This is a guest post from David Willetts, Minister for Universities and Science.
The UK life sciences sector touches on all our lives.
We all benefit from the development of knowledge and the discovery of new medicines and treatments for diseases.
In the UK, we are lucky to have a world-class life sciences sector, which looks to the future but also builds on an illustrious past of science and discovery.
This is also a sector which employs tens of thousands of people.
The life sciences are at the heart of this Government’s plans for sustainable economic recovery. Healthcare and Life Sciences was one of the first Growth Review areas launched in March 2011. One year on, Budget 2012 reported good progress is being made.
We also launched an exciting long-term Life Sciences Strategy. This has an ambitious vision of the UK as the global hub for life sciences. We are committed to early implementation and work to implement the strategy is in full swing. The Government’s work is being closely observed and, if necessary challenged, by two independent Life sciences Champions Professor Sir John Bell and Chris Brinsmead.
Significant early progress has already been made. For example, the Biomedical Catalyst, a £180 million programme over 3 years is now open for applications from innovative small-and medium-sized companies and academics to develop solutions to healthcare challenges.
The UK’s achievements and its reputation as a location of choice compare favourably on the world stage. For example:
- A research team funded by Cancer Research UK have recently been recognised internationally.
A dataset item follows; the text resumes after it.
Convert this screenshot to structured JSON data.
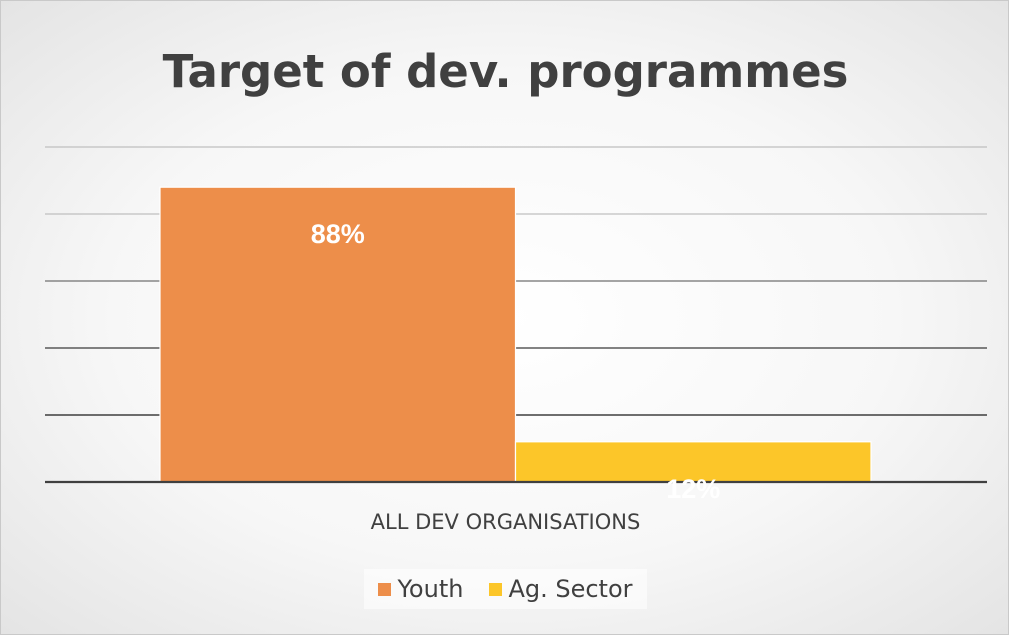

The American Association for Cancer Research (AACR) science award has been given to a team looking into new cancer drugs, the first non-US team to achieve this award
- Two of the top five global pharmaceutical companies (GSK and AstraZeneca) have their headquarters in the UK. We also have global leaders in medical devices, Smiths Medical (part of the Smiths Group) and Smith & Nephew.
- In 2010, UK medical biotech companies led Europe in the number of drugs in clinical development with over 20 per cent of the total.
- The UK’s Research Base is highly regarded internationally with over 70 Nobel Prizes won by UK scientists, responsibility for 8 per cent of world publications and a 14 per cent global share of the most cited papers.
- And, four of the top ten universities for clinical, pre-clinical and health research are located here in the UK.
The UK’s unique strengths
Another of the sector’s strength is its collaborative ecosystem. A thriving sector brings together a whole range of universities, industry, medical research charities and the world’s largest publicly funded healthcare system – the National Health Service (NHS).
Collectively this forms an ecosystem that is unrivalled anywhere else in the world.
This is the approach that we have taken with the development of the Francis Crick Institute which will open in 2015. This is an exciting and innovative collaboration between the Medical Research Council, three leading UK universities, the Wellcome Trust and Cancer Research UK to establish a world class centre for biomedical research.
Cancer Research UK’s involvement with the Institute highlights the integral role of charities; collectively, they spend over £1billion on research each year.
But charities also provide more than this, they are also a forum and support framework for patients and their families – again Cancer Research UK is a great exemplar of this tradition.
That’s shown vividly by past entries in this blog, and I’m sure we all know or know of someone who has benefitted from the support network which this and other charities provide.
Key challenges and opportunities – medical research community
The UK life sciences sector is a strong force for scientific, economic and national wellbeing.
We are fortunate to have a thriving health and medical research community. But this strength should not make us complacent about working to maintain and build up our life sciences sector. The field is changing and developing rapidly and we need to work hard to keep ahead.
We need to continue to focus on excellent science as the bedrock of innovation for health, wealth and wellbeing in the UK. We need to strive for greater collaboration between sectors – industry, academia, charities and the NHS.
We also need to continue to ensure that the UK has the right regulation that supports innovation, for example in the use of stem cells and in the use of animals in research.
The admirable work of charities like Cancer Research UK highlights some of the really great research that is going on in this country. Thanks to work like this we are in a good position with our Life sciences sector, but we need to work together to ensure our continued record of achievement and success.